Cross-country ski trail grooming is a full-time activity with its own science to it. We’ll take a look into the grooming process to give thanks for the hard work of dedicated groomers.
What are Cross-Country Ski Trails?
Classic trails offer undisturbed and tracked snow, whereas skating lanes involve a firm and smooth snow surface. Single tracks have two sets of tracks, and a double track has four sets of tracks. A classic trail is around 6-7 cm wide with a depth of around 2-5 cm of snow. It usually comes with a 20 cm spacing that ensures safety.
On the other hand, skate tracks for most international competitions are 4 meters apart from each other.
Cross-Country Ski Trail Grooming
Cross-country ski trail grooming is necessary because only a well-groomed trail will ensure a smooth and safe skiing experience. Without proper leveling of the snow, skiers are more likely to hurt themselves. Track setting is another important part of grooming that helps skiers remain safe and stable during the activity.

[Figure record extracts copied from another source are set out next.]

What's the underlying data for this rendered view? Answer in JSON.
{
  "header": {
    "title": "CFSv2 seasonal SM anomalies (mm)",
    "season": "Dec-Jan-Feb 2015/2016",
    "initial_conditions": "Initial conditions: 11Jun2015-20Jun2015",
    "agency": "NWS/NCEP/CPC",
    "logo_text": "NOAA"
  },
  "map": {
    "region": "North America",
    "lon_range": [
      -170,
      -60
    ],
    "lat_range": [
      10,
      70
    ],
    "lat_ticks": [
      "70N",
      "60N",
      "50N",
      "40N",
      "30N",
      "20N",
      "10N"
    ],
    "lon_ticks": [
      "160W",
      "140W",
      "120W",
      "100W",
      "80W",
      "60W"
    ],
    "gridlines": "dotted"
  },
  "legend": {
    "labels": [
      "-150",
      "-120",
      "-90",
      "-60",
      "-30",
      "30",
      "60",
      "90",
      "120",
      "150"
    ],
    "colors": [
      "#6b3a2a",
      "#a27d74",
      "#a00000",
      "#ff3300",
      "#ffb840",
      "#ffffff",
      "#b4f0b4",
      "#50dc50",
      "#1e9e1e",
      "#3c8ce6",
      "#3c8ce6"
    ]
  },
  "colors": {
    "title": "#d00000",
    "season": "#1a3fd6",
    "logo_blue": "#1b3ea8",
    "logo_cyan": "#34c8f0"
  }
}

Before you groom the trail, you need to look at a couple of things, including the crystal structure of the snow, the temperature, the degree of compaction, and the moisture content outside. This is why you should try to groom between 25 and 30 degrees Fahrenheit. Moreover, there should ideally be only one foot of snow on the ground, and grooming should be done at night.
Firstly, you need to ensure that the trail is free of any under bushes, trees, or branches that will pose a hindrance to the skier. The groomer should travel the entire ski trail to ensure there are no logs or bushes on the surface.
The next step is to pack the snow and remove air present between the snow structures. This will help create a dense trail base that supports the weight of the skier. Moreover, this fills holes and allows for greater consistency on the trail.
For proper grooming, usually, a snowmobile or snowcat is used, depending on the affordability of the device. Snowcats are tractors with treads that have both rear and front attachments such as a compactor, powder maker, tiller, and track setter that help provide consistency to the track. These are very expensive and can cost you around $200,000 plus gasoline charges. On the other hand, snowmobiles are relatively cheaper and come with fewer attachments.
Snow farming is also used by many groomers to retain the structure of the snow and create cache sites, and shovel snow for redistribution later. The wet areas in the trail can hence be covered in hay bales to hold the snow.
Moreover, snowcats come with front blades that allow you to move the snow around. Tillers, on the other hand, break up large structures of ice, and snow rollers help pack up the snow to prevent melting.
Additionally, you don’t want to leave the tracks of the machine on the trail and disrupt the consistency. So make sure you fill the tracks left by your machine. In many snowcats, this is done automatically.
Having said all that, there can be instances where grooming becomes relatively harder. If you have icy conditions and snow has grouped together in large structures, you will first have to break it down using a separate machine. You can then plow them out of the way and get a nice track.
Another common mistake groomers make is that they make the corners of the trail too tight, thus making it harder for skiers to enjoy higher speeds. To avoid this, you should make a step switch track where the skier can step out of the track and back into a new one.
Cross-Country Ski Trail FAQ
What Makes a Good Cross-Country Ski Trail?
Trails should be smooth enough to assist free movement and should be free from any protrusions that can hinder performance. Such trails should have a snow depth of about 0.3 m and gentle curves that avoid sharp turns at the bottom of downhill.
How are Cross-Country Ski Trails Graded?
For general and cross-country skiing, grades should be less than a 5% rise over run. However, occasional sustained pitches of about 10% are also acceptable. When you plan the grooming of a trail, make sure you consider grading and ensure it matches your fitness and expertise.
Skiing is an exciting activity, but only when you get a good trail with medium-density snow. So before you jump onto the opportunity, make sure your trail is ready beforehand.